The Devil-Stone
Summary
On a craggy coast where the Atlantic gnaws at stone like myth itself, Marcia Manot—net-mender, hymn-hummer, daughter of salt—plucks from a tide-pool a Viking queen’s emerald the size of a gull’s heart. The gem, veined with runic fractures, hums a saga of blood-right and ruin; it slips into her palm as though it had waited seven centuries for that exact pulse. Enter Silas Martin, Yankee speculator, eyes sharp as ledger columns, who weds the ocean girl with the same detachment one acquires a promising mine. In a candle-lit parlour smelling of kelp and kerosene, he makes her sign her name—an X that looks like crossed cutlasses—then spirits her to a cliff-top manor where chandeliers drip like melting icebergs. Between silk sheets he lectures on capital; beside the emerald he lectures on capital; in her dreams the stone lectures on capital until she wakes tasting copper. When Silas, bored, frames her for infidelity with the same meticulous cruelty a banker forecloses, Marcia’s hands—once calloused from hauling nets—now tremble like harp strings.
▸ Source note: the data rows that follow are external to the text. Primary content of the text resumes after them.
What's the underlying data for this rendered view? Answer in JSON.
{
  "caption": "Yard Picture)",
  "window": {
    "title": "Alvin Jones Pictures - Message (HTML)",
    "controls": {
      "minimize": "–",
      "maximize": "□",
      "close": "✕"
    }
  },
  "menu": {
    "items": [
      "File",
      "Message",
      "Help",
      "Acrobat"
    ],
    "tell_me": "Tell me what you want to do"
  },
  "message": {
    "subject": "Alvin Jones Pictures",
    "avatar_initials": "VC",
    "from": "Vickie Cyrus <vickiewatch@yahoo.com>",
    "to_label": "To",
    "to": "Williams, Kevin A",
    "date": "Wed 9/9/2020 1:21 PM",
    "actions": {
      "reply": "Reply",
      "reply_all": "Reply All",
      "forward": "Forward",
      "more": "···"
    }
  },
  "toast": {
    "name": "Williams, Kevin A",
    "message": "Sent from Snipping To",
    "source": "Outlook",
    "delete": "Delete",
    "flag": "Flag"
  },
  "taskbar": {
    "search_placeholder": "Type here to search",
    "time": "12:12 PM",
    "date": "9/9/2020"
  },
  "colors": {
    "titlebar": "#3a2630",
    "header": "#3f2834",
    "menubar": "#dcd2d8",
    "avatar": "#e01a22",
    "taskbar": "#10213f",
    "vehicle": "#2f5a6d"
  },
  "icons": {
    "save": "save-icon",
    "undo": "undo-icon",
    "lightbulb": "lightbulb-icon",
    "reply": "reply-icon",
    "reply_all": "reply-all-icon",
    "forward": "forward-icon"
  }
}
One moonless night she walks the parapet, hears the Norse queen’s laughter riding the wind, and lets a dagger fall as silent as a gull stooping on prey. The body folds into the surf; the emerald flashes once, as if winking at history.
Synopsis
Fishermaid Marcia Manot finds an emerald which once belonged to a Norse queen and is cursed. Greedy American Silas Martin marries her, then sets her up for divorce. She kills him and weds his business manager Sterling, but a detective learns about Silas' death.